Production-grade entity resolution needs to be incremental: processing new records as they arrive, matching them against the existing entity model, updating the graph continuously rather than in batch. This is a substantially harder engineering problem than a one-time deduplication pass. It requires blocking strategies that make pairwise comparison feasible at scale, scoring models that learn from feedback, and audit trails that let you trace why two records were or weren’t resolved together.

Lassila’s observation about enterprise data messiness points to why this is so persistent: the root cause isn’t bad data entry — it’s that the systems generating the data were never designed to coordinate on identity. Every new source integration re-opens the problem. The only durable answer is infrastructure that handles it continuously, not a cleanup pass that eventually becomes stale.

The teams I work with that have gotten this right share one characteristic: they thought about identity before they thought about the graph. They didn’t build the graph and then ask how to clean it up. They solved the identity layer first, and let that become the foundation for everything they wanted to build.

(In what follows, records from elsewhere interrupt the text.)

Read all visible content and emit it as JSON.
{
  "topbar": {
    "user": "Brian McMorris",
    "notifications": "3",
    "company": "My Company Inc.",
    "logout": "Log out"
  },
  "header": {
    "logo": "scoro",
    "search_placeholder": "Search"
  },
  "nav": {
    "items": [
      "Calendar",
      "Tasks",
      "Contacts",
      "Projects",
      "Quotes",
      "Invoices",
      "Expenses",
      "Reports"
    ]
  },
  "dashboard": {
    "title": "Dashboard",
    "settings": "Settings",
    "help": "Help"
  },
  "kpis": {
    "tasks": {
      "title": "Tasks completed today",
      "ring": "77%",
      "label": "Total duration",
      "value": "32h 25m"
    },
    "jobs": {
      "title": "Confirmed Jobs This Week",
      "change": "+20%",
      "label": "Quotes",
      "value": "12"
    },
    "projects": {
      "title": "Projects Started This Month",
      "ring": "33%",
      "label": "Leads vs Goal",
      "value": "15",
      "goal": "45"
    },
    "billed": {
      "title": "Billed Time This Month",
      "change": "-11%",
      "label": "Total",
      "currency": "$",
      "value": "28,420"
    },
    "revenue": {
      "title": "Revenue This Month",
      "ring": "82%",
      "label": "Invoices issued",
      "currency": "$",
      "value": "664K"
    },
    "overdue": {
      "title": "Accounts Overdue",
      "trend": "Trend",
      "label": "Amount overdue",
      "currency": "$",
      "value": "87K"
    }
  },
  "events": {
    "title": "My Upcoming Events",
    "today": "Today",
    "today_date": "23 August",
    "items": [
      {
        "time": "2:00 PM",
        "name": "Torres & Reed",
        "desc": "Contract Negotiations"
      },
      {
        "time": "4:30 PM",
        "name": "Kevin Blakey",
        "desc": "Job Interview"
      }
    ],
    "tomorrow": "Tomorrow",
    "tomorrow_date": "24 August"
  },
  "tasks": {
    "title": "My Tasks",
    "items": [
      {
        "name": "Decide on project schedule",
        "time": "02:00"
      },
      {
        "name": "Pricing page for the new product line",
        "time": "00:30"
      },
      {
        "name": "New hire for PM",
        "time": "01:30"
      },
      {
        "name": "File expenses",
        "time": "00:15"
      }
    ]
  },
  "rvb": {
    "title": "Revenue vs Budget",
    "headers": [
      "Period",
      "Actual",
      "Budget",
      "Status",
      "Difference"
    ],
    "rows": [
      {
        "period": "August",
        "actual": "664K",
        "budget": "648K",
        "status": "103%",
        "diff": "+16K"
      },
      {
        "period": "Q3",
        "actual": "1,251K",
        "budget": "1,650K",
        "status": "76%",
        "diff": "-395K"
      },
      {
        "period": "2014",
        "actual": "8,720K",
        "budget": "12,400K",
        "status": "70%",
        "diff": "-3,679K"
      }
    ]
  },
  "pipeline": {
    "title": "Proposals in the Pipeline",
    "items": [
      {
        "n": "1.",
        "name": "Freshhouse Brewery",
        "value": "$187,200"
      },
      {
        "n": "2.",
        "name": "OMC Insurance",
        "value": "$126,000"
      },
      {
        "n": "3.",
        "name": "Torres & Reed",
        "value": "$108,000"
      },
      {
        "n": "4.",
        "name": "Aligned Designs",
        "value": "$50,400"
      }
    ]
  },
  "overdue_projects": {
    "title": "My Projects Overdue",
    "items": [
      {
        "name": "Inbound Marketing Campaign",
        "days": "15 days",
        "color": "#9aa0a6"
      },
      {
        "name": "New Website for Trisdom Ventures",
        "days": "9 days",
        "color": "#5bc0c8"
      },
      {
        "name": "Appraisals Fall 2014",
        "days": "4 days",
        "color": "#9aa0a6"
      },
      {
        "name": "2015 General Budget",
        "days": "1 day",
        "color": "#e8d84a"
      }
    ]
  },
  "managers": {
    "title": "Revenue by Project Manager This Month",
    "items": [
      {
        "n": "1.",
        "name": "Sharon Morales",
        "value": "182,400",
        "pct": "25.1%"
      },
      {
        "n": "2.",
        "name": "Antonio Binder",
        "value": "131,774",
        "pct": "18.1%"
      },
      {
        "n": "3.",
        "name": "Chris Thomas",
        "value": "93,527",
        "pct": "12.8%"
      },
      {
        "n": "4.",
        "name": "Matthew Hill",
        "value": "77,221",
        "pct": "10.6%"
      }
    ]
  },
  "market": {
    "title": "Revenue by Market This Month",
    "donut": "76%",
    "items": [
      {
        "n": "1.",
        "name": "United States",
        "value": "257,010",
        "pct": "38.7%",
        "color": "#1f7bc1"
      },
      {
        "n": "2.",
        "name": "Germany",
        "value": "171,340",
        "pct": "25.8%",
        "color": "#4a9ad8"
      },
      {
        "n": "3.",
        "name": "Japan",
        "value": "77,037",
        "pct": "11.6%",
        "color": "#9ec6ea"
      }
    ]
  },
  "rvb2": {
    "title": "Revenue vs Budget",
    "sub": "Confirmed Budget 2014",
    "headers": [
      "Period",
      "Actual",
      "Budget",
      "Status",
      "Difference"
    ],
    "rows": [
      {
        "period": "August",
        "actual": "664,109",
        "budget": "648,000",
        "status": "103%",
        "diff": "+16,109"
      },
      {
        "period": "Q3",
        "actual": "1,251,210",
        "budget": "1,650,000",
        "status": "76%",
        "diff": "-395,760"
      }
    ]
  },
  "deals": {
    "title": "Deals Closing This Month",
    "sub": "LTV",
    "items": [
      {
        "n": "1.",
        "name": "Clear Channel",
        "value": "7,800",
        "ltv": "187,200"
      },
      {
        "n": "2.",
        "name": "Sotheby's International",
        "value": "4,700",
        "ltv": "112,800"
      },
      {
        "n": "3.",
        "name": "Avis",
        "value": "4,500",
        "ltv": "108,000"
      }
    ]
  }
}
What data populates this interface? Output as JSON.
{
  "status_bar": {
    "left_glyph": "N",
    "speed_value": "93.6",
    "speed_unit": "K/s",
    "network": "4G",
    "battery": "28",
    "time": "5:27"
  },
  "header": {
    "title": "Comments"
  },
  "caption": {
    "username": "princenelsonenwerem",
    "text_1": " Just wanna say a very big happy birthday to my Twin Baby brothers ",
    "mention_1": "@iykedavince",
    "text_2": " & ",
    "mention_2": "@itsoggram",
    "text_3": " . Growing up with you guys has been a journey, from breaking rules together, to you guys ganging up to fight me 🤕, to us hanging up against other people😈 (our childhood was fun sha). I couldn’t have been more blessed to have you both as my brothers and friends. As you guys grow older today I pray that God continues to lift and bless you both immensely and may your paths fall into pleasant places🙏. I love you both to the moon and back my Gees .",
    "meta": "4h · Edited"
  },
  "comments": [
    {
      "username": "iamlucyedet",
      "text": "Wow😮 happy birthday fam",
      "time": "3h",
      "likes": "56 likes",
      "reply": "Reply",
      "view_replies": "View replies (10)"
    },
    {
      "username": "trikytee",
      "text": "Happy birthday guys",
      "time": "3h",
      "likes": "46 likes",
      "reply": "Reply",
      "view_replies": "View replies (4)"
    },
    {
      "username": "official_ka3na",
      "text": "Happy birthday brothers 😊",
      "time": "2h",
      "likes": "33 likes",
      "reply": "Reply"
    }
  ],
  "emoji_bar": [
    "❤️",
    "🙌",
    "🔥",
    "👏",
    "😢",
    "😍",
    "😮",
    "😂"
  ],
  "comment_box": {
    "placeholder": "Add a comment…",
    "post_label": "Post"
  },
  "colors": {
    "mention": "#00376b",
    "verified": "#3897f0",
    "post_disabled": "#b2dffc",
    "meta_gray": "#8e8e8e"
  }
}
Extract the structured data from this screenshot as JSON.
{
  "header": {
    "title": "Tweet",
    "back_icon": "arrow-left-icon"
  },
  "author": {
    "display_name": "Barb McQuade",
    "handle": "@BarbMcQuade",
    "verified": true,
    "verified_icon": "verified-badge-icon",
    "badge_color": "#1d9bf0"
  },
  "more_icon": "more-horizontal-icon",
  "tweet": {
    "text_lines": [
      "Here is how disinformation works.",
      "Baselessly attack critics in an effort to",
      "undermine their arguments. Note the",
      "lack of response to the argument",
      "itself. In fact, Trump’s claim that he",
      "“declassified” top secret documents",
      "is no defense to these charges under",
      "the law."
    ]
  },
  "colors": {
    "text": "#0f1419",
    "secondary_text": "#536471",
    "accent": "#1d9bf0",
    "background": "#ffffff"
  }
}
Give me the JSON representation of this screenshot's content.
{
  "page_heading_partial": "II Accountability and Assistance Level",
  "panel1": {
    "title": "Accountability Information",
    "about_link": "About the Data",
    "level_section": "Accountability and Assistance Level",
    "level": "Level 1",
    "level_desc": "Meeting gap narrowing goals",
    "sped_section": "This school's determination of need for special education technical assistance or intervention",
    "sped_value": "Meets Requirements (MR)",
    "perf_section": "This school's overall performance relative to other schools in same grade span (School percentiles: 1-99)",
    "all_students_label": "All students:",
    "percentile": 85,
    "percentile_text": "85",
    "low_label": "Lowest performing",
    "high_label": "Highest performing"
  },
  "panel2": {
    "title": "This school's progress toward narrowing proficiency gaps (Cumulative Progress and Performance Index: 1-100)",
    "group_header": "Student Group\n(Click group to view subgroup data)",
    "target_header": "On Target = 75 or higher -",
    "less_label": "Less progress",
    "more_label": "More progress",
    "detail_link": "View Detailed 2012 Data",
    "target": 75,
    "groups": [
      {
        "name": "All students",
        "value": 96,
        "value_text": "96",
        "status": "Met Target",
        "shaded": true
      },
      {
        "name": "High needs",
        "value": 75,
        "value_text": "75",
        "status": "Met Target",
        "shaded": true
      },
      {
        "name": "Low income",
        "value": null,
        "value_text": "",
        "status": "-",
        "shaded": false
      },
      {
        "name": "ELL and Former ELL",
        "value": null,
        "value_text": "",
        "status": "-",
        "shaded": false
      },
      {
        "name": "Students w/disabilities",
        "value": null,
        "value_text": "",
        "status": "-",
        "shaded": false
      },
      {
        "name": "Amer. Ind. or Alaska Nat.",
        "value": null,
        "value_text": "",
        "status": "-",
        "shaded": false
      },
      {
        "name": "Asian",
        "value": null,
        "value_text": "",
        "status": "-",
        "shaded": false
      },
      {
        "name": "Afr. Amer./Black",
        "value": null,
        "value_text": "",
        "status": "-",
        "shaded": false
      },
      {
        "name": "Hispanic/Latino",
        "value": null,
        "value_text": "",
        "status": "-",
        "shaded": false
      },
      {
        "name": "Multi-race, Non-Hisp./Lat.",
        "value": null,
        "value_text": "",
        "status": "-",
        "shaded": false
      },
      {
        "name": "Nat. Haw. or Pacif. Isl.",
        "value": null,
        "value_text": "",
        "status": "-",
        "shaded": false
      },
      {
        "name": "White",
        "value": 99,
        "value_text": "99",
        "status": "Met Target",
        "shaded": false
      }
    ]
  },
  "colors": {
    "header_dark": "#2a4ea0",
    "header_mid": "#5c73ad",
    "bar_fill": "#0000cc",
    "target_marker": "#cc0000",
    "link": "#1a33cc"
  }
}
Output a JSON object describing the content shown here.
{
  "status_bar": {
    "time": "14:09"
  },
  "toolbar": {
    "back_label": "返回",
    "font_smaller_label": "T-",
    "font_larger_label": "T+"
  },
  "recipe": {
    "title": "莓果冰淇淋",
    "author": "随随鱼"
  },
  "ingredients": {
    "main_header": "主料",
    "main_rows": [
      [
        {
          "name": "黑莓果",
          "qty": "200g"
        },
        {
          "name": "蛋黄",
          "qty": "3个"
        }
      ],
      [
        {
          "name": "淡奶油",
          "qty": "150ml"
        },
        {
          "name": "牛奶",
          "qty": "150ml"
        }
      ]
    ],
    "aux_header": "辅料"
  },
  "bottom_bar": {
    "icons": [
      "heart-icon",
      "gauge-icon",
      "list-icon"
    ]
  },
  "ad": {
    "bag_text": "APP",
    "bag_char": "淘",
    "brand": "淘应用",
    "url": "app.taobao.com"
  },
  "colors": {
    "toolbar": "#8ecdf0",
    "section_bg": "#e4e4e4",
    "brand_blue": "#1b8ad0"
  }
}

The Right Order of Operations

If you’re planning a knowledge graph project — for GraphRAG, compliance analytics, customer intelligence, or supply chain visibility — the sequence matters more than the tooling.

Build identity first. Establish how your organization will recognize when two records refer to the same entity, across all the sources you plan to ingest. Build the infrastructure to run that matching continuously as new data arrives. Make sure the output of that process — a canonical, deduplicated, linked set of entities — is what flows into your graph.

Then build the graph on top of that foundation.

The entity resolution layer isn’t the glamorous part of this work. Knowledge graph visualization is compelling. The identity pipeline underneath it is infrastructure. But it’s the infrastructure that determines whether the graph reflects the world accurately — or just reflects your data’s history of accumulated confusion.

The goal of a knowledge graph is to reliably create knowledge from data. The word “reliably” is doing a lot of work in that sentence. Reliable knowledge requires resolved entities. There is no shortcut around it.

The teams that get this right will build AI systems that can actually be trusted to act. The teams that skip it will spend a long time wondering why their graph-powered AI keeps producing wrong answers — not because the model is bad, but because the ground truth it was given was never true to begin with.

What’s your experience building knowledge graphs in production? I’d love to hear where identity came up — and whether it was planned for, or discovered the hard way.